Tuscany’s two-page menu will certainly be embraced for abounding in choices. I could easily have contented myself with a meal assembled from among its 14 antipasto choices. They ranged from a compote take on the classic prosciutto and melon to crusted arancini - rice fritters with veal, beef and an imported cheese stuffing. That’s his mother’s recipe, a version of a street food in Sicily.
I was also tempted by the array of salads and thin-crust appetizer pizzas, but I knew my meal would quickly be over had I gone that direction.
Although my mouth waters with the thought of good food, I just don’t have the capacity for large meals any more.
Since Quagliata is proudest of his homemade pastas, I ordered the ravioli magro, a delightful dish of light as air pasta pillows filled with ricotta, spinach and asiago cheese and napped with a sage butter sauce. I wavered, however, when I saw the angle hair pasta with rock shrimp fennel cream and a tomato sauce. I love fennel, especially in spring, and I don’t see it on menus very often.

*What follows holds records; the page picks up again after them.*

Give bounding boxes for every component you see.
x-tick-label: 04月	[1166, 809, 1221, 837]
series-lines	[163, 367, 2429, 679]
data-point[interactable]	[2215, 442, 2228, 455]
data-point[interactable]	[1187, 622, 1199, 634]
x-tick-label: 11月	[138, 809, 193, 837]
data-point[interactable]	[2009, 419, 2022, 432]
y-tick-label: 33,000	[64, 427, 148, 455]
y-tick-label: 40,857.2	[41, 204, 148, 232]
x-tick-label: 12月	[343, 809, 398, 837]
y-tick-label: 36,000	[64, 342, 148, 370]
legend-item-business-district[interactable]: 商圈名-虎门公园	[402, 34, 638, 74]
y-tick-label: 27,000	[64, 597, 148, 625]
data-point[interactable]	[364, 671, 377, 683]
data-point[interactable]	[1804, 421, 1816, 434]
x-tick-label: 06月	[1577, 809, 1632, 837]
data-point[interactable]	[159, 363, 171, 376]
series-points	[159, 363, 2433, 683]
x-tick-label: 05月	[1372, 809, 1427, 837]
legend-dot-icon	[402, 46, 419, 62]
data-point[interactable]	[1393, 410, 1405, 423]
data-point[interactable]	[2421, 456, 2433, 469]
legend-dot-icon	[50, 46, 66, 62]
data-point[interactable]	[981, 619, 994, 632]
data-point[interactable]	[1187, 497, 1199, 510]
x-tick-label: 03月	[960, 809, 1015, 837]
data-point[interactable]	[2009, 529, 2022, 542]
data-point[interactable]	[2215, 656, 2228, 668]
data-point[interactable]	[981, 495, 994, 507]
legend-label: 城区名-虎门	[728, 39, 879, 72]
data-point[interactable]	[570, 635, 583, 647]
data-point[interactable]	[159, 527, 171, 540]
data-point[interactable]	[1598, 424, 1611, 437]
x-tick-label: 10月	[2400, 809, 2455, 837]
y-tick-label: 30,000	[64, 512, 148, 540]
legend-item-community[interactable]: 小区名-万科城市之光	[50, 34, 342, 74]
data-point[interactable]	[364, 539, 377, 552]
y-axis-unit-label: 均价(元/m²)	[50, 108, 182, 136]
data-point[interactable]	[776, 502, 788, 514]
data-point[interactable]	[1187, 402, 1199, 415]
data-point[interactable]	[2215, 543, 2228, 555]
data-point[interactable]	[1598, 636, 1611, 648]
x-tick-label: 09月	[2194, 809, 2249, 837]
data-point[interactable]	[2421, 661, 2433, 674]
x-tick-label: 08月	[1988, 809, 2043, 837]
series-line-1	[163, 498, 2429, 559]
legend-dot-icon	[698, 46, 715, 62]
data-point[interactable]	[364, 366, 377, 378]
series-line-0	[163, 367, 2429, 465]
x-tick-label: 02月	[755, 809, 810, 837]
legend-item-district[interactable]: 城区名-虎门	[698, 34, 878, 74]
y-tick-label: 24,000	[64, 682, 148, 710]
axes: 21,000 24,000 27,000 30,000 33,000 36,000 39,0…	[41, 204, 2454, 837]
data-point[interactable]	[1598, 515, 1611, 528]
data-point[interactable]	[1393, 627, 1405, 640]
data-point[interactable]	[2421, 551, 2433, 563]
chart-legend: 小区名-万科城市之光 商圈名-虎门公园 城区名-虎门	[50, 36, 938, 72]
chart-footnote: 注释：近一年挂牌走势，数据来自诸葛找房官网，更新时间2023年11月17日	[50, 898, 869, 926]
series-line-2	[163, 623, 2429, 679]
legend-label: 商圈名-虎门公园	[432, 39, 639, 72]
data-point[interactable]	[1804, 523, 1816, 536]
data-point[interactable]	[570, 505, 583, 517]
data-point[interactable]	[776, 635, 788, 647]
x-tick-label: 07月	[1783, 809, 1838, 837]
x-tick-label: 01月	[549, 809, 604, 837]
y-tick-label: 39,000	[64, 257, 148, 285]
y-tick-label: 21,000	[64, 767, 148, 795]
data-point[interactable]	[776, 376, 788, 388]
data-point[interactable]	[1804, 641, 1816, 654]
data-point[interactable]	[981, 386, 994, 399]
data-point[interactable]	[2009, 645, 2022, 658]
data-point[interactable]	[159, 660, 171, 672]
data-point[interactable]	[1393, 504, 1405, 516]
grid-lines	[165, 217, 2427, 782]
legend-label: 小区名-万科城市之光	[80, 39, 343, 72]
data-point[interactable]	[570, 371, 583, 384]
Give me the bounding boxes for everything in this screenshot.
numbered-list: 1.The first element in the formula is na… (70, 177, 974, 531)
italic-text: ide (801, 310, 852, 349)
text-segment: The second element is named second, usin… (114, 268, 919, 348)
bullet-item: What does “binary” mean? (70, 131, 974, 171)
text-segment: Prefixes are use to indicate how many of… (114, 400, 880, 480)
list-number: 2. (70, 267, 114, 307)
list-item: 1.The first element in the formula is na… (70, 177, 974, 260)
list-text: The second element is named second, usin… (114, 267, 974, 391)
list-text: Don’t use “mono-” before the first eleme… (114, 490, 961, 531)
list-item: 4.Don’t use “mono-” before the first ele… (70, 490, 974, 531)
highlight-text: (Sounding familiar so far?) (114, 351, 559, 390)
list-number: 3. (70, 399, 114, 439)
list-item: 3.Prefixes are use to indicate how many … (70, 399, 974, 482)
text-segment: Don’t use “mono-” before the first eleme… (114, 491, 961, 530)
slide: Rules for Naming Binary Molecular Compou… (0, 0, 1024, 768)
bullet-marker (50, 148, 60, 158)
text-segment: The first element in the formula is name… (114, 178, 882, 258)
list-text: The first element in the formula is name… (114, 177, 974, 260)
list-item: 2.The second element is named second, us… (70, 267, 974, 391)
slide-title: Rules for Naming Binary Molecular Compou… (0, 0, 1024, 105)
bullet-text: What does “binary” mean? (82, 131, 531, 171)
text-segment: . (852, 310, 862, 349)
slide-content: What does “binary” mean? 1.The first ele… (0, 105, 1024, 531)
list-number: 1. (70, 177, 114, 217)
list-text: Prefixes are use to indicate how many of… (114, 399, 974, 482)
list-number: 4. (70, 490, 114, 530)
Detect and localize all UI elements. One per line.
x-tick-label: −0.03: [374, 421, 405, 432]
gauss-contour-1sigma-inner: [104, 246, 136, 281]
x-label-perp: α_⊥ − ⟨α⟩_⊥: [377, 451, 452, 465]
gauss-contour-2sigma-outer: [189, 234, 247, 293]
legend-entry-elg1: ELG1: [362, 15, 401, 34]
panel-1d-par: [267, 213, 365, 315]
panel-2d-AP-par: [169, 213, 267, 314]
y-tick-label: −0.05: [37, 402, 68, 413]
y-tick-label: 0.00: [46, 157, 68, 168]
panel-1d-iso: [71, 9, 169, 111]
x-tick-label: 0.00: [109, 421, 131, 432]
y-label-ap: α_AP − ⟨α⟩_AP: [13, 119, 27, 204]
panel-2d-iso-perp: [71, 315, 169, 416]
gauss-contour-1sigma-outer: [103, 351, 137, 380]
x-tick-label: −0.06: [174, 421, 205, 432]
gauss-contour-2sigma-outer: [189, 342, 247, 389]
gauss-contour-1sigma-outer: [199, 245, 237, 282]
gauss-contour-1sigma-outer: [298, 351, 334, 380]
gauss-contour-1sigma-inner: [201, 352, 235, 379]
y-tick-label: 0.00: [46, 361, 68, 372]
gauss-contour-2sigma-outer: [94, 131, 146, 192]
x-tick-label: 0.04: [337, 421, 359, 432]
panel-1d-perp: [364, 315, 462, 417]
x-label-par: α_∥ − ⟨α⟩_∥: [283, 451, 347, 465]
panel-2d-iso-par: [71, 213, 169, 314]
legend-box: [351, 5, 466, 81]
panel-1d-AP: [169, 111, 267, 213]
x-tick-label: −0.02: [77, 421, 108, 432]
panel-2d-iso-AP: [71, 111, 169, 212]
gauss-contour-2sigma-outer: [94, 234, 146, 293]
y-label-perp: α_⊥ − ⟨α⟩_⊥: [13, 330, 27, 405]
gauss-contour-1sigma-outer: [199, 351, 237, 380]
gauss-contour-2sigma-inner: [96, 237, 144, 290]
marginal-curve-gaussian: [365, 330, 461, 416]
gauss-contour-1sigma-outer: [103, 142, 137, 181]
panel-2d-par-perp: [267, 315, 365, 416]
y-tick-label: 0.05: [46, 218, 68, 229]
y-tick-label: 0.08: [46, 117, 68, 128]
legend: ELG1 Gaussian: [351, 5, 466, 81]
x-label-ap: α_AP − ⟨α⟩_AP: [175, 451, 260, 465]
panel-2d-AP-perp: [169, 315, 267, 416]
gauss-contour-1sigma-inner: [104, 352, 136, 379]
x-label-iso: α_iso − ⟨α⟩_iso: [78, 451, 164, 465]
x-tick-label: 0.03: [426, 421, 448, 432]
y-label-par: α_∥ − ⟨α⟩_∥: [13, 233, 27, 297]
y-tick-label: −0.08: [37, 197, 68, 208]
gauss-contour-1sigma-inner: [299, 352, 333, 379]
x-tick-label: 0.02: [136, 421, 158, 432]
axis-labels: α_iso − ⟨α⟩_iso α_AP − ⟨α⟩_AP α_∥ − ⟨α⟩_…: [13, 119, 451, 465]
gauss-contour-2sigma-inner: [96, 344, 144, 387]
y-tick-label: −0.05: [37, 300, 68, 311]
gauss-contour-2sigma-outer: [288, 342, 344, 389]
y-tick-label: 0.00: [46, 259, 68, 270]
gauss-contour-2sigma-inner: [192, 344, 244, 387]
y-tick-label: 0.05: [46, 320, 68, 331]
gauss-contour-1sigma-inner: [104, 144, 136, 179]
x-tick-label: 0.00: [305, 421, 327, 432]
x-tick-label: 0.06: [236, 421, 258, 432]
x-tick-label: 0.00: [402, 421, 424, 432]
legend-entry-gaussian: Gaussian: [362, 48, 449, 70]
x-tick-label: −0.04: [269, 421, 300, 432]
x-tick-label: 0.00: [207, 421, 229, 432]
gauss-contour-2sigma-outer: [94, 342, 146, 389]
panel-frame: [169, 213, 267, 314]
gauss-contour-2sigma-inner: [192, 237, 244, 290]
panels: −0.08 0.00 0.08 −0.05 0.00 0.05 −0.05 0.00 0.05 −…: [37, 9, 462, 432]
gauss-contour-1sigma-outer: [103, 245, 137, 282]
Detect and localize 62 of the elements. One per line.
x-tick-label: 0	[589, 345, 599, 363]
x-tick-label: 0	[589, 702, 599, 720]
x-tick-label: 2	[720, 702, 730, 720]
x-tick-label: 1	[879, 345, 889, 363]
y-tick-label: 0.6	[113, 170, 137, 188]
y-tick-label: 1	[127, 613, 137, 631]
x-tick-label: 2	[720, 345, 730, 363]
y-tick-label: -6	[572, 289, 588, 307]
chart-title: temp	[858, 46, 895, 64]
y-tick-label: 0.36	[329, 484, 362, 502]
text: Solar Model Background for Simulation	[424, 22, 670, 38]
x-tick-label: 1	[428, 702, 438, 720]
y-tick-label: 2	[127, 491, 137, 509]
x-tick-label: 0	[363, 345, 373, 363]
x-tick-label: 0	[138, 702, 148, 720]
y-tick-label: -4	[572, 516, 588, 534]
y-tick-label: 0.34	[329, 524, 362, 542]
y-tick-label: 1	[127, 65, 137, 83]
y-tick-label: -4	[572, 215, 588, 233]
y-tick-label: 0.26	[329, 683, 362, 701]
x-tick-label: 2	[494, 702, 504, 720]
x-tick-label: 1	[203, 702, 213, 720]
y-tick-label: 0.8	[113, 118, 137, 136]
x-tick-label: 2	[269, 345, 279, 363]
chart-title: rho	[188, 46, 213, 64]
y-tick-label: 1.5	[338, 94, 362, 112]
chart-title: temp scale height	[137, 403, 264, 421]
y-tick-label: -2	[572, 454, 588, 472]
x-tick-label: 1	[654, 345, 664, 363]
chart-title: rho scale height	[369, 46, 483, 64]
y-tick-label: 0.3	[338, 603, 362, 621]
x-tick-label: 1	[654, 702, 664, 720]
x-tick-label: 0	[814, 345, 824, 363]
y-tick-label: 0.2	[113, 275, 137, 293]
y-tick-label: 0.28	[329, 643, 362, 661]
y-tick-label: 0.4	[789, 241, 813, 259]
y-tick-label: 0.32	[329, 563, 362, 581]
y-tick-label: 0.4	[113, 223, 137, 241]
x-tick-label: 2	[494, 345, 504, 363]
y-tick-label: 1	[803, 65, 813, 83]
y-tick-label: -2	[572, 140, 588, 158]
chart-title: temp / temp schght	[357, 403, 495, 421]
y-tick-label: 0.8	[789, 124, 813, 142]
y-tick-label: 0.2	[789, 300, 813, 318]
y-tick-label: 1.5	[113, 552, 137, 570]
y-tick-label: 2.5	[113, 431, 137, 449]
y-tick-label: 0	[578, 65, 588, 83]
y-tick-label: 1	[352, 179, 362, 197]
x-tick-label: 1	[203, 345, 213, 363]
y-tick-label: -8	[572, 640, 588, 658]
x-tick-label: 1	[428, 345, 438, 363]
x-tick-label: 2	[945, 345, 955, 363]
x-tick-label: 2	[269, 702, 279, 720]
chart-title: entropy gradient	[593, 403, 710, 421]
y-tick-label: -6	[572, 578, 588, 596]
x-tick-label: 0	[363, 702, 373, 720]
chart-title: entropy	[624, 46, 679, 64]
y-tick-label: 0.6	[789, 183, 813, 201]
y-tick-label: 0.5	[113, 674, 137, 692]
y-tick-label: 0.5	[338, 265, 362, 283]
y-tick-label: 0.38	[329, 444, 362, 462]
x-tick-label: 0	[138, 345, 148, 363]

I’m thinking that fennel might be a great subject for a future story for the Wednesday Food section.
My friend ordered the tagliatell al pesto — flat noodles napped with fresh basil, sundried tomatoes, toasted pine nuts and Romano cheese. They were among another dozen pasta dishes all priced at around $12. One taste and we quickly understood why Carl is so proud of this part of the menu.
I’ve known for years that Carl’s personal preference as a cook runs to roasted and braised dishes, so the rotisserie items that conclude the menu are sure to garner their own following. They range from a roasted fresh fish of the day to roasted and sliced beef and roasted chicken. My eye latched onto the horseradish crusted tilapia with roasted potatoes, white bean caponata and a citrus buerre blanc. Maybe next time — and there certainly will be a next time. Tuscany is sure to become a great lunch or dinner standout among the mostly chain restaurants around Beachwood Place and neighboring Legacy Village.
Tuscany is open from 11:30 to 3:30 for lunch and from 3:30 to 9 p.m. for dinner. To find it, exit I-271 at Brainard, hang a right on Cedar and turn left off Cedar Road into the first driveway for Beachwood Place. Stay left and you’ll turn into the gated community that is The Hamptons. Tuscany is straight ahead in the single story building at 27040 Cedar Road.